Nau mai, haere mai, welcome to eyeCONTACT, a forum built to encourage art reviews and critical discussion about the visual culture of Aotearoa New Zealand. I'm John Hurrell its editor, a New Zealand writer, artist and curator. While Creative New Zealand and other supporters are generously paying me and other contributors to review exhibitions over the following year, all expressed opinions are entirely our own.

Monday, August 10, 2009

Give it a whirl




Darren Glass billboards
Te Tuhi
25 July – 27 September 2009

Darren Glass is a New Zealand photographer widely admired for the inventiveness of the abstract or distorted images that he creates with his pinhole sculptures. Usually these photos are small to large – sometimes very long – but never spectacularly big. This is because film and sheets of light-sensitive paper are crucial components of his method – creating an element of intimacy between him and his viewers.

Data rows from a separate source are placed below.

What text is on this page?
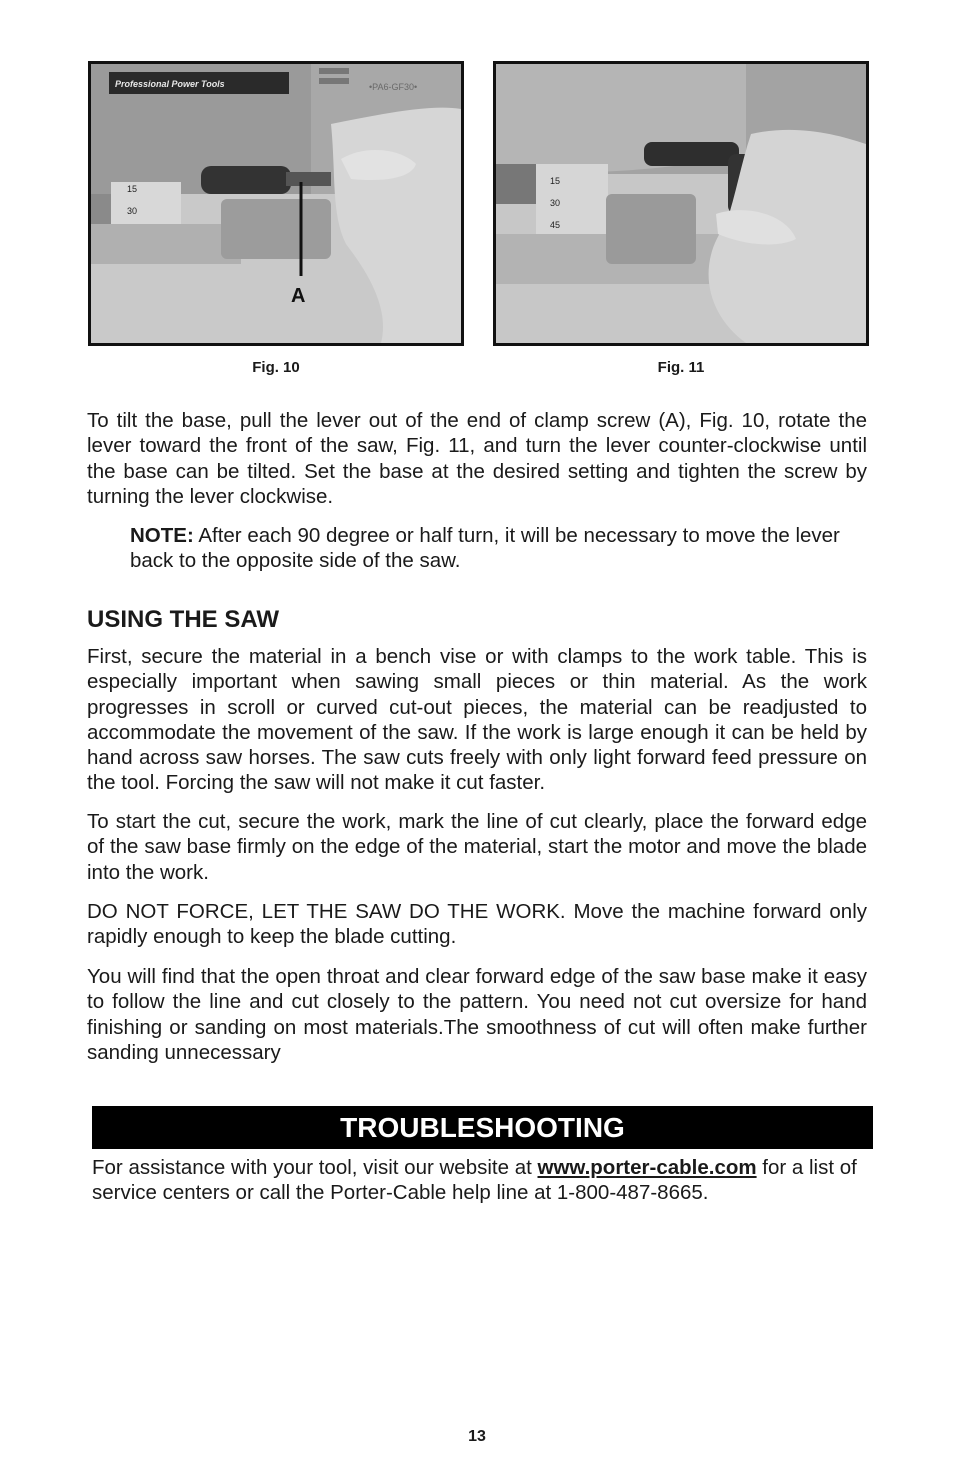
Professional Power Tools	•PA6-GF30•
15
30
A
Fig. 10
15
30
45
Fig. 11

To tilt the base, pull the lever out of the end of clamp screw (A), Fig. 10, rotate the lever toward the front of the saw, Fig. 11, and turn the lever counter-clockwise until the base can be tilted. Set the base at the desired setting and tighten the screw by turning the lever clockwise.

NOTE: After each 90 degree or half turn, it will be necessary to move the lever back to the opposite side of the saw.

USING THE SAW

First, secure the material in a bench vise or with clamps to the work table. This is especially important when sawing small pieces or thin material. As the work progresses in scroll or curved cut-out pieces, the material can be readjusted to accommodate the movement of the saw. If the work is large enough it can be held by hand across saw horses. The saw cuts freely with only light forward feed pressure on the tool. Forcing the saw will not make it cut faster.

To start the cut, secure the work, mark the line of cut clearly, place the forward edge of the saw base firmly on the edge of the material, start the motor and move the blade into the work.

DO NOT FORCE, LET THE SAW DO THE WORK. Move the machine forward only rapidly enough to keep the blade cutting.

You will find that the open throat and clear forward edge of the saw base make it easy to follow the line and cut closely to the pattern. You need not cut oversize for hand finishing or sanding on most materials.The smoothness of cut will often make further sanding unnecessary

TROUBLESHOOTING

For assistance with your tool, visit our website at www.porter-cable.com for a list of service centers or call the Porter-Cable help line at 1-800-487-8665.

13
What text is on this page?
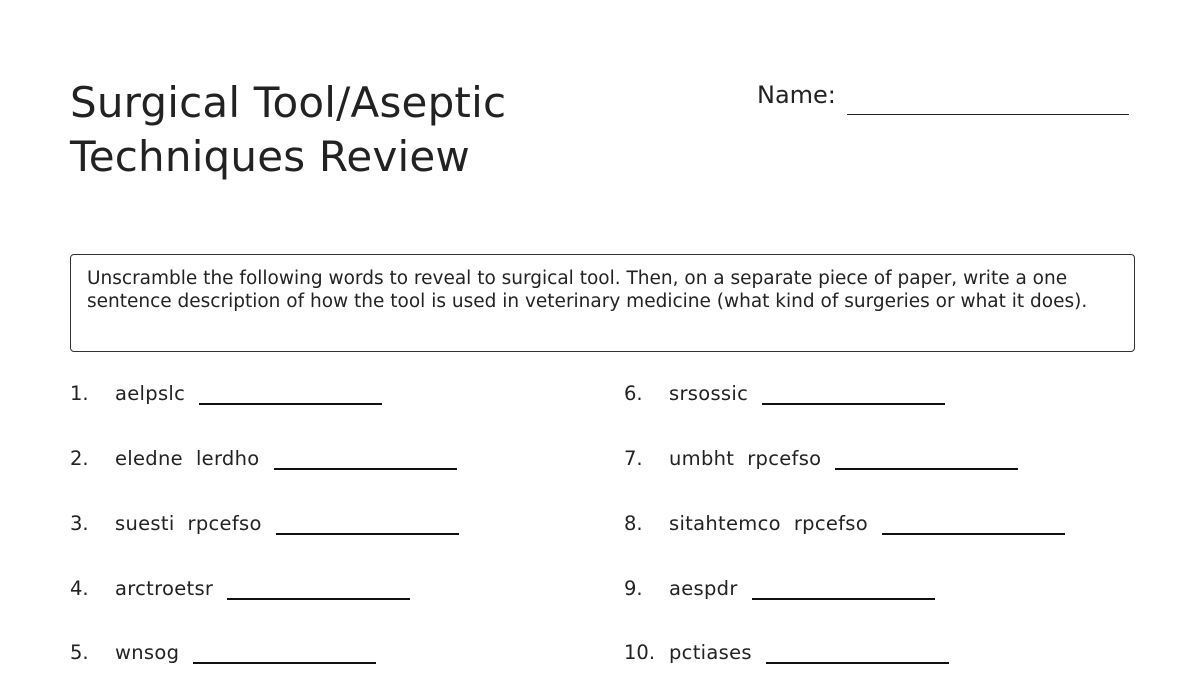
Surgical Tool/Aseptic
Techniques Review
Name:
Unscramble the following words to reveal to surgical tool. Then, on a separate piece of paper, write a one sentence description of how the tool is used in veterinary medicine (what kind of surgeries or what it does).
1.	aelpslc
2.	eledne  lerdho
3.	suesti  rpcefso
4.	arctroetsr
5.	wnsog
6.	srsossic
7.	umbht  rpcefso
8.	sitahtemco  rpcefso
9.	aespdr
10. pctiases
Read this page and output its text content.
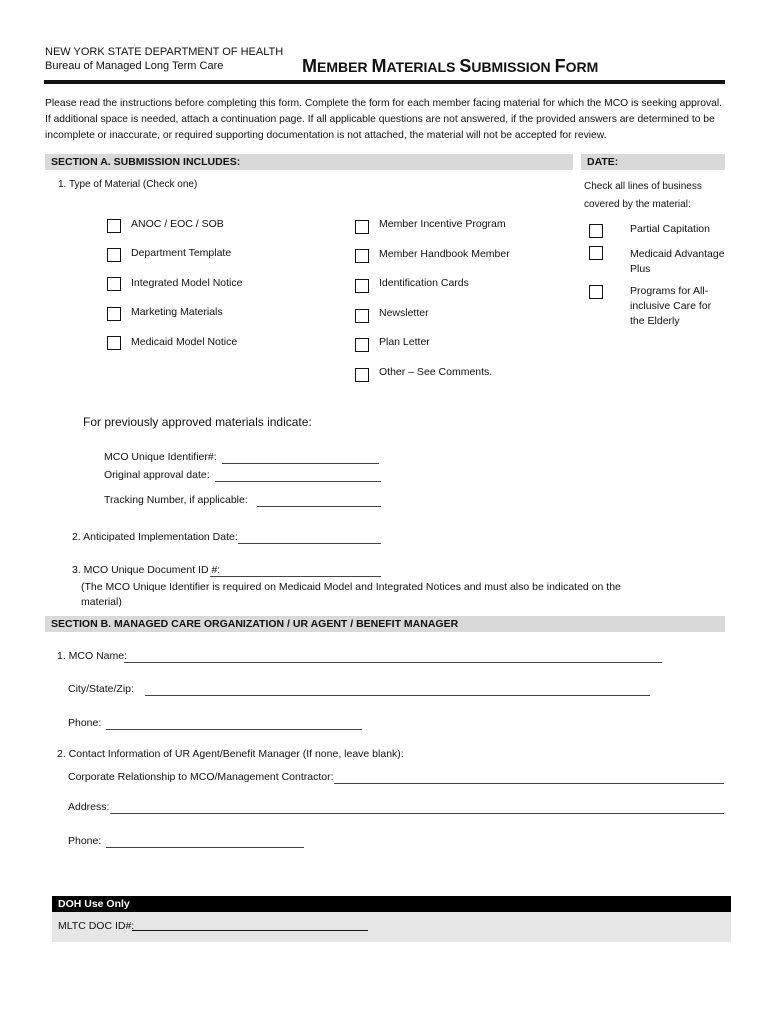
NEW YORK STATE DEPARTMENT OF HEALTH
Bureau of Managed Long Term Care	MEMBER MATERIALS SUBMISSION FORM
Please read the instructions before completing this form. Complete the form for each member facing material for which the MCO is seeking approval. If additional space is needed, attach a continuation page. If all applicable questions are not answered, if the provided answers are determined to be incomplete or inaccurate, or required supporting documentation is not attached, the material will not be accepted for review.
SECTION A. SUBMISSION INCLUDES:	DATE:
1. Type of Material (Check one)	Check all lines of business covered by the material:
ANOC / EOC / SOB
Department Template
Integrated Model Notice
Marketing Materials
Medicaid Model Notice
Member Incentive Program
Member Handbook Member
Identification Cards
Newsletter
Plan Letter
Other – See Comments.
Partial Capitation
Medicaid Advantage Plus
Programs for All-inclusive Care for the Elderly
For previously approved materials indicate:
MCO Unique Identifier#:
Original approval date:
Tracking Number, if applicable:
2. Anticipated Implementation Date:
3. MCO Unique Document ID #:
(The MCO Unique Identifier is required on Medicaid Model and Integrated Notices and must also be indicated on the material)
SECTION B. MANAGED CARE ORGANIZATION / UR AGENT / BENEFIT MANAGER
1. MCO Name:
City/State/Zip:
Phone:
2. Contact Information of UR Agent/Benefit Manager (If none, leave blank):
Corporate Relationship to MCO/Management Contractor:
Address:
Phone:
DOH Use Only
MLTC DOC ID#:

Te Tuhi’s billboard project has been different. It has allowed him to enlarge three of his images digitally onto the plastic fabric used by advertisers – so they can be appreciated by his audience from the other side of the street. Here he has taken three images made with a ‘Flying Disc’ camera that he throws like a Frisbee.

His enlarged images are richly coloured, abstract whorls punctuated by radiating streaks or vertical squiggles. The three hoardings demonstrate the range of image he can create with this technique: two were made in winter; the other was in summer when the sun – the light source which draws the swirling lines onto the spinning horizontal negative – was high in the sky.

Glass’s right-hand image seems to have traces of cloud-forms on its blue fuzzy ball and they coincidentally make it look like the planet earth as viewed from outer space. The middle square has concentric rings of gorgeous turquoise traversed by wispy slashing verticals, while the one on the left has a saturated green fog caused by light seepage. It changes to deep ultramarine within a couple of flicking austere spirals, and then to black on its far right.

It is odd seeing Glass’s images blown up like this, one gets so used to the smaller scale of his photographic paper, but the public arena works. They become more celebratory, exulting in the glories of light-drawn calligraphy, and hopefully exciting more people. The perfect artist for such a venture.